Conflagration was instant.

The whole building burned in unison, consumed by flames and smoke. Only a hard rain, later in the night, extinguished the inferno and saved the outer stone walls from collapse, leaving just a hollow shell.

Zorin knew little about American history, though they’d been required to study aspects of it as young men during their KGB training. He’d never before heard the story of the British burning the White House that Kelly had just recounted.

But he liked it.

“One of the soldiers wrote later that they were artists at the work,” Kelly said. “They were quite proud of what they did. The raid was designed to deliver a message to Madison. It was Madison and his cronies that had wanted war in the first place. At the time Britain was busy with Napoleon and considered a fight with America an unnecessary distraction, one they resented. But there was also an element of payback. Not only for the American Revolution defeat but earlier in the war for when America had invaded Canada and burned Toronto. They returned the favor.”

All of which he liked, too.

“It took two years to rebuild the White House, and a dozen more years after that to finish everything completely. Imagine, Aleksandr, the British totally humiliated them.”

Impressive, but, “What does that have to do with now?”

“Everything, for you see something else came into being at the same time the White House was rebuilt.”

By 1814 the District of Columbia had become the seat of the national government. Though there was an Executive Mansion, a Capitol building, and other government edifices, life within the district came with limits. The nearby towns of Georgetown and Alexandria were far more comfortable. Roads were few and unpaved, dust and mud constant problems, as were the marshes and flooding from the creeks and the Potomac River. Residential neighborhoods slowly developed, though, and houses began to appear. People settled down and lived there. Religious ser

vices were held in the Capitol itself, the Treasury, or one of the other executive branch buildings.

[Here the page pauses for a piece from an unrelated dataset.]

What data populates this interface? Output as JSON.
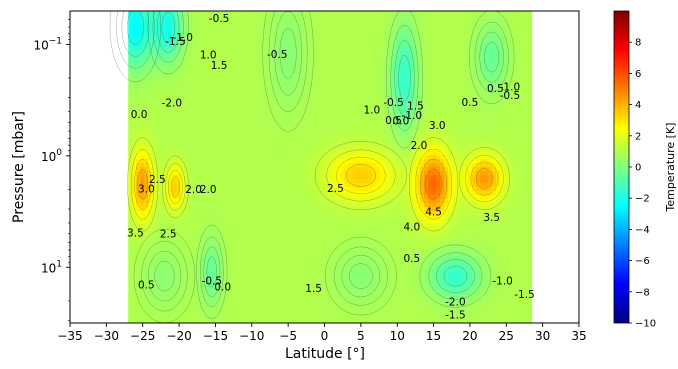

Finally, though, freestanding churches arrived. Two were Episcopal, one near Capitol Hill, the other farther out in Georgetown. After the destruction by the British, a cry arose for a third Episcopal church to be built in the west end. On September 14, 1815, the cornerstone was laid for that church, on Square 200, directly north of the White House.

Its design was simple. A Greek cross on four equal sides, without a tower, porch, or nave. Inside rose a gallery supported by columns. Box pews lined the brick floor. The center was crowned by a dome with a cupola and lantern. Half-moon-shaped windows at the end of the four transepts provided sunlight. The chancel was shallow, bringing the altar close to the congregation.

Consecration of the building came in December 1816.

The church still stands, expanded over time, at 16th and H Streets, on Lafayette Square, just a few hundred feet from the White House.

St. John’s Episcopal.

Its yellow façade, colonnaded portico, and tall steeple have become local landmarks. Every sitting president since James Madison has attended at least one service. Madison established the tradition of a “President’s Pew.” John Tyler paid for its use in perpetuity, and Pew 54 still accommodates the president.

“St. John’s,” Kelly said, “is the key.”

“Is that what you learned from the Tallmadge journal?”

Kelly nodded. “The church offers public tours all the time. I made a point to know its caretaker, and he showed me every nook and cranny. That’s when I verified what Tallmadge had written about in his journal from 200 years ago. The KGB searched all the time for American legends. Then Andropov himself managed to find one from the War of 1812, one that people here have simply forgotten.”

He saw the excitement in Kelly’s face.

“Tell me.”

* * *

Malone had tried to listen to the voices below but had been unable to hear anything. He could not risk climbing down closer so he decided to take command of the situation and slammed the metal lid shut. He then piled cut wood atop, more than enough to make it impossible to shove the hatch upward.